Isoelectric focusing. CAZ-resistant K. pneumoniae and S. marcescens isolates, and E. coli transconjugants, had two enzymes, with pI of 5.4 and 8.2. The CAZ-hydrolyzing activity was detected in the pI 8.2 enzyme in all strains tested. This pI corresponds to the SHV family.28,29
blaSHV detection by PCR and sequencing. The amplification products using primers for blaSHV genes, in CAZ-resistant clinical isolates and trans-conjugants, showed the expected 900 bp size. Selected amplicons were sequenced; sequence alignments with gene blaSHV¡ (access number AF148850.127 30 ) and blaSHV5 (access number X55640.1.28. 31 ) A 100% homology with SHV-5 type ESBL was found in all analyzed sequences.
DISCUSSION
The prevalence of ESBL-producing K. pneumoniae varies widely: 7.5% in North America, 13.3% in Europe, 22.4% in the Asia-Pacific region, 44% in Latin America, 48.5% in Turkey, 51% in China and 72% in India.1,4 ESBL-producing K. pneumoniae isolates reported here amount to 46%. The prevalence of ESBL-producing organisms is supposed to be related to the inappropriate use of antibiotics, and to the policies on antibiotic usage in each region;32 In México, antibiotics are among the most consumed drugs leading the Latin American region in antibiotic usage up to year 2005.33
The similarity in PFGE profiles among all CAZ-resistant S. marcescens isolates, strongly suggests an outbreak in the oncology ward; this kind of outbreaks are often caused by cross-contamination by medical staff,4 and have a mortality rate of 10-20%.2,4,34 Although the number of isolates reported here is small, two of these seven isolates were related to fatal outcomes, hence a 29% mortality rate.

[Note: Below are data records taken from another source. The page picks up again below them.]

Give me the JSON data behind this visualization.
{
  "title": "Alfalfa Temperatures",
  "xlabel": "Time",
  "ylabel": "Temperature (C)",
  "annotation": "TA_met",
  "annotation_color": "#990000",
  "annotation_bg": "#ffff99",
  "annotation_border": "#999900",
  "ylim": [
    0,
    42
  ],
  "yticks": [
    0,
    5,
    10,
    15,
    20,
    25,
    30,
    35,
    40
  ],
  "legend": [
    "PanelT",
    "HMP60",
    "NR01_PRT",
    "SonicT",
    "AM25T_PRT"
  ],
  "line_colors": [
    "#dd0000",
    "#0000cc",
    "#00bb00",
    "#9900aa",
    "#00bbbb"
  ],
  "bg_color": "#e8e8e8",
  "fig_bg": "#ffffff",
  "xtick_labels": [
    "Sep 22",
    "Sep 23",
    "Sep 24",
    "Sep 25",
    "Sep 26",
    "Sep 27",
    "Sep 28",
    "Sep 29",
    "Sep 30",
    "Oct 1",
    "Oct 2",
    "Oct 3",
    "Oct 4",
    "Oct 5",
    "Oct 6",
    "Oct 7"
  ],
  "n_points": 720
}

On the other hand, CAZ-resistant K. pneumoniae isolates all had distinct PFGE profiles, but they all carry a similar-size, conjugative plasmid bearing the bla gene, suggesting that the plasmid has been transferred between different K. pneumoniae strains within the hospital in a manner consistent with the notion of epidemic plasmids, outlined nearly 30 years ago.35 Such mobile elements can easily spread antibiotic resistance genes among a variety of bacterial species and across wide geographical areas. As the same blaSHV5 gene was found in all CAZ-resistant S. marcescens isolates, it is even possible that the conjugative plasmid mentioned above was also transferred to a S. marcescens strain within the hospital, starting then an outbreak. Should this be the case, stringent monitoring of the emergence of resistance plasmids in K. pneumoniae in hospital environments could prevent the occurrence of outbreaks caused not only by that bacterial species, but also by other enteric bacteria acting as conjugal recipients. In order to optimize the use of molecular epidemiological monitoring in hospitals from low-income countries, it is important to assess which bacterial species are more likely to act as resistance and transfer "hot spots", so that early detection of dangerous phenotypes could prevent hospital-wide colonization and outbreaks.
CONCLUSION
We found SHV-5 ESBL to be the most common underlying cause of third-generation cephalosporin resistance among K. pneumoniae and S. marcescens isolates causing sepsis in hospitalized children at our institution. The SHV-5 ESBL gene appears to reside in a highly mobile plasmid, capable of spreading among different K. pneumoniae clones and perhaps even to S. marcescens. We suggest designing control programs antibiotics limit the spread of multidrug-resistant bacteria and the spread of conjugative plasmids among strains.